Ingredients
Method
Preparation
- Preheat your oven to 350°F (175°C).
- Cook the pasta shells according to package directions until al dente. Drain and set aside to cool.
- In a skillet, melt the butter over medium heat. Add the minced garlic and sauté for about 1 minute until fragrant.
- In a bowl, combine the shredded chicken, Ricotta cheese, half of the Parmesan cheese, and half of the mozzarella cheese. Pour in the sautéed garlic and butter mixture, then stir to mix well. Season with salt and pepper to taste.
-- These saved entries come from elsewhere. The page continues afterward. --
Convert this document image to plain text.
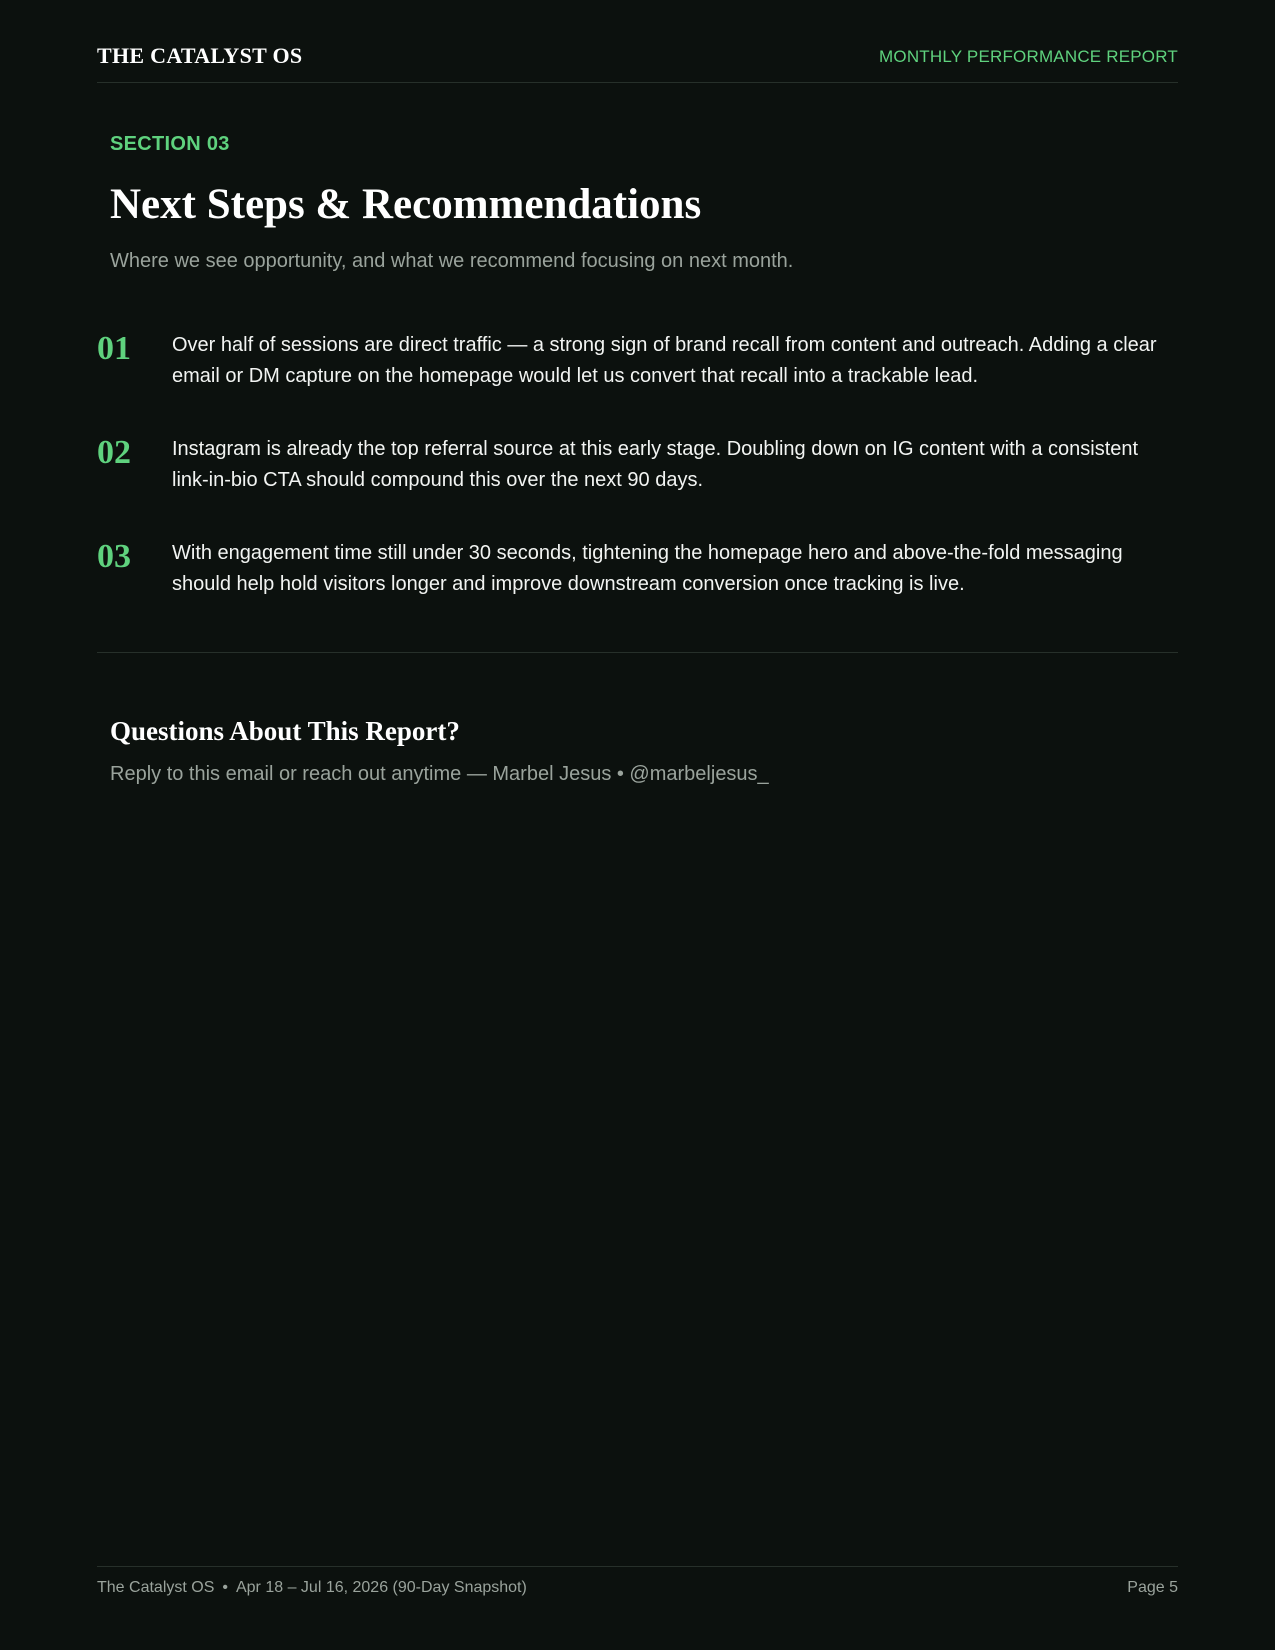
THE CATALYST OS	MONTHLY PERFORMANCE REPORT
SECTION 03
Next Steps & Recommendations
Where we see opportunity, and what we recommend focusing on next month.
01 Over half of sessions are direct traffic — a strong sign of brand recall from content and outreach. Adding a clear email or DM capture on the homepage would let us convert that recall into a trackable lead.
02 Instagram is already the top referral source at this early stage. Doubling down on IG content with a consistent link-in-bio CTA should compound this over the next 90 days.
03 With engagement time still under 30 seconds, tightening the homepage hero and above-the-fold messaging should help hold visitors longer and improve downstream conversion once tracking is live.
Questions About This Report?
Reply to this email or reach out anytime — Marbel Jesus • @marbeljesus_
The Catalyst OS • Apr 18 – Jul 16, 2026 (90-Day Snapshot)	Page 5
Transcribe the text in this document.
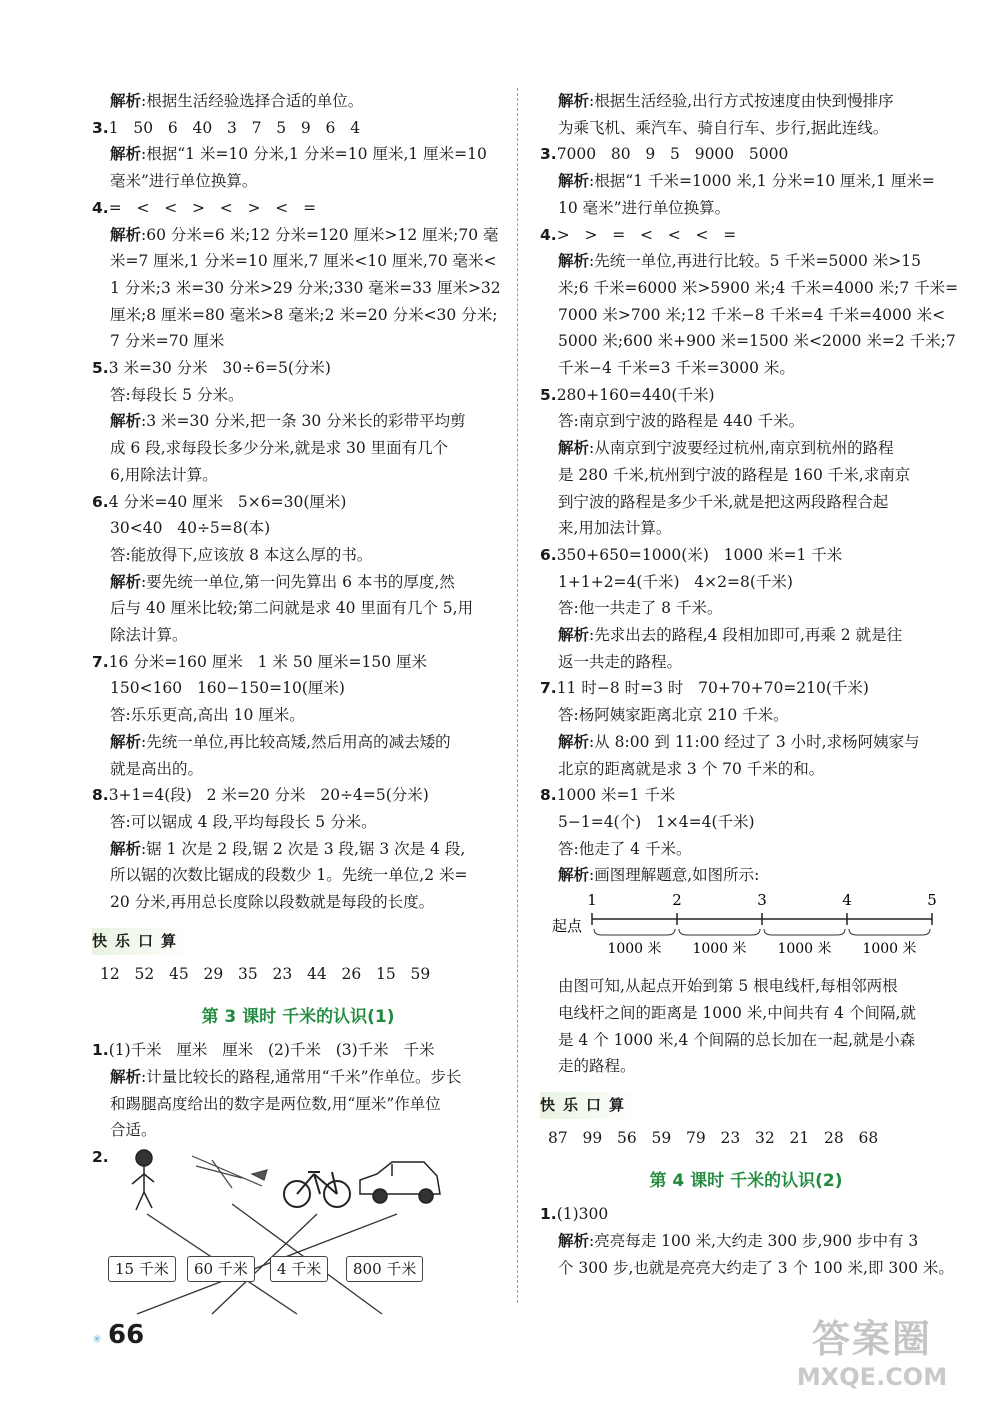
解析:根据生活经验选择合适的单位。
3.1   50   6   40   3   7   5   9   6   4
解析:根据“1 米=10 分米,1 分米=10 厘米,1 厘米=10
毫米”进行单位换算。
4.=   <   <   >   <   >   <   =
解析:60 分米=6 米;12 分米=120 厘米>12 厘米;70 毫
米=7 厘米,1 分米=10 厘米,7 厘米<10 厘米,70 毫米<
1 分米;3 米=30 分米>29 分米;330 毫米=33 厘米>32
厘米;8 厘米=80 毫米>8 毫米;2 米=20 分米<30 分米;
7 分米=70 厘米
5.3 米=30 分米   30÷6=5(分米)
答:每段长 5 分米。
解析:3 米=30 分米,把一条 30 分米长的彩带平均剪
成 6 段,求每段长多少分米,就是求 30 里面有几个
6,用除法计算。
6.4 分米=40 厘米   5×6=30(厘米)
30<40   40÷5=8(本)
答:能放得下,应该放 8 本这么厚的书。
解析:要先统一单位,第一问先算出 6 本书的厚度,然
后与 40 厘米比较;第二问就是求 40 里面有几个 5,用
除法计算。
7.16 分米=160 厘米   1 米 50 厘米=150 厘米
150<160   160−150=10(厘米)
答:乐乐更高,高出 10 厘米。
解析:先统一单位,再比较高矮,然后用高的减去矮的
就是高出的。
8.3+1=4(段)   2 米=20 分米   20÷4=5(分米)
答:可以锯成 4 段,平均每段长 5 分米。
解析:锯 1 次是 2 段,锯 2 次是 3 段,锯 3 次是 4 段,
所以锯的次数比锯成的段数少 1。先统一单位,2 米=
20 分米,再用总长度除以段数就是每段的长度。
快 乐 口 算
12   52   45   29   35   23   44   26   15   59
第 3 课时 千米的认识(1)
1.(1)千米   厘米   厘米   (2)千米   (3)千米   千米
解析:计量比较长的路程,通常用“千米”作单位。步长
和踢腿高度给出的数字是两位数,用“厘米”作单位
合适。
2.
15 千米	60 千米	4 千米	800 千米
解析:根据生活经验,出行方式按速度由快到慢排序
为乘飞机、乘汽车、骑自行车、步行,据此连线。
3.7000   80   9   5   9000   5000
解析:根据“1 千米=1000 米,1 分米=10 厘米,1 厘米=
10 毫米”进行单位换算。
4.>   >   =   <   <   <   =
解析:先统一单位,再进行比较。5 千米=5000 米>15
米;6 千米=6000 米>5900 米;4 千米=4000 米;7 千米=
7000 米>700 米;12 千米−8 千米=4 千米=4000 米<
5000 米;600 米+900 米=1500 米<2000 米=2 千米;7
千米−4 千米=3 千米=3000 米。
5.280+160=440(千米)
答:南京到宁波的路程是 440 千米。
解析:从南京到宁波要经过杭州,南京到杭州的路程
是 280 千米,杭州到宁波的路程是 160 千米,求南京
到宁波的路程是多少千米,就是把这两段路程合起
来,用加法计算。
6.350+650=1000(米)   1000 米=1 千米
1+1+2=4(千米)   4×2=8(千米)
答:他一共走了 8 千米。
解析:先求出去的路程,4 段相加即可,再乘 2 就是往
返一共走的路程。
7.11 时−8 时=3 时   70+70+70=210(千米)
答:杨阿姨家距离北京 210 千米。
解析:从 8:00 到 11:00 经过了 3 小时,求杨阿姨家与
北京的距离就是求 3 个 70 千米的和。
8.1000 米=1 千米
5−1=4(个)   1×4=4(千米)
答:他走了 4 千米。
解析:画图理解题意,如图所示:
起点
1	2	3	4	5
1000 米 1000 米 1000 米 1000 米
由图可知,从起点开始到第 5 根电线杆,每相邻两根
电线杆之间的距离是 1000 米,中间共有 4 个间隔,就
是 4 个 1000 米,4 个间隔的总长加在一起,就是小森
走的路程。
快 乐 口 算
87   99   56   59   79   23   32   21   28   68
第 4 课时 千米的认识(2)
1.(1)300
解析:亮亮每走 100 米,大约走 300 步,900 步中有 3
个 300 步,也就是亮亮大约走了 3 个 100 米,即 300 米。
✳ 66	答案圈
MXQE.COM
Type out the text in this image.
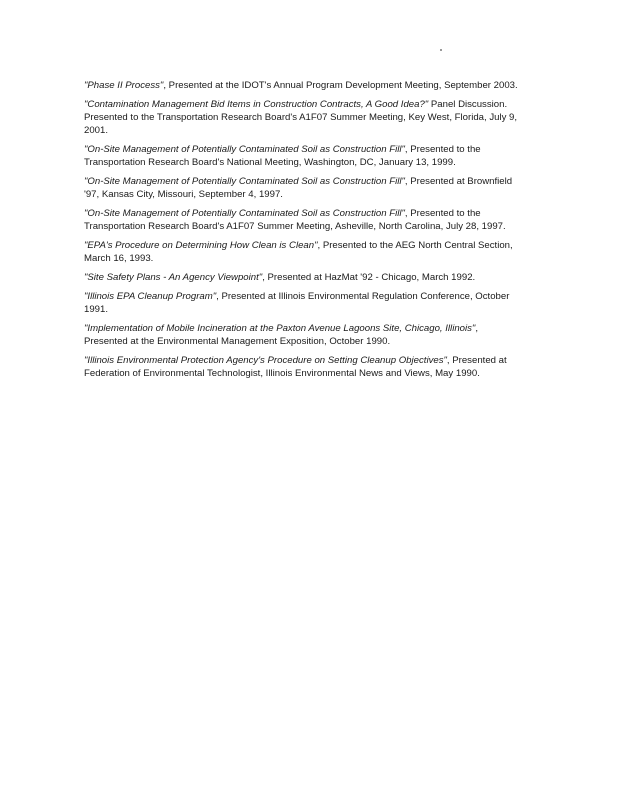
"Phase II Process", Presented at the IDOT's Annual Program Development Meeting, September 2003.
"Contamination Management Bid Items in Construction Contracts, A Good Idea?" Panel Discussion. Presented to the Transportation Research Board's A1F07 Summer Meeting, Key West, Florida, July 9, 2001.
"On-Site Management of Potentially Contaminated Soil as Construction Fill", Presented to the Transportation Research Board's National Meeting, Washington, DC, January 13, 1999.
"On-Site Management of Potentially Contaminated Soil as Construction Fill", Presented at Brownfield '97, Kansas City, Missouri, September 4, 1997.
"On-Site Management of Potentially Contaminated Soil as Construction Fill", Presented to the Transportation Research Board's A1F07 Summer Meeting, Asheville, North Carolina, July 28, 1997.
"EPA's Procedure on Determining How Clean is Clean", Presented to the AEG North Central Section, March 16, 1993.
"Site Safety Plans - An Agency Viewpoint", Presented at HazMat '92 - Chicago, March 1992.
"Illinois EPA Cleanup Program", Presented at Illinois Environmental Regulation Conference, October 1991.
"Implementation of Mobile Incineration at the Paxton Avenue Lagoons Site, Chicago, Illinois", Presented at the Environmental Management Exposition, October 1990.
"Illinois Environmental Protection Agency's Procedure on Setting Cleanup Objectives", Presented at Federation of Environmental Technologist, Illinois Environmental News and Views, May 1990.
- Fill each pasta shell with the chicken mixture and place them in a greased baking dish.
Baking
- Pour the Alfredo sauce over the stuffed shells, then sprinkle the remaining mozzarella and Parmesan cheese on top.
- Cover the dish with aluminum foil and bake for 20 minutes. Remove the foil and bake for an additional 10 minutes or until the cheese is bubbly and golden.
- Garnish with fresh parsley before serving.
Notes
Store leftovers in an airtight container in the refrigerator for up to 3 days. To reheat, place in the oven at 350°F (175°C) until warmed through. For freezing, wrap individual portions tightly and place in a freezer-safe bag for up to 3 months.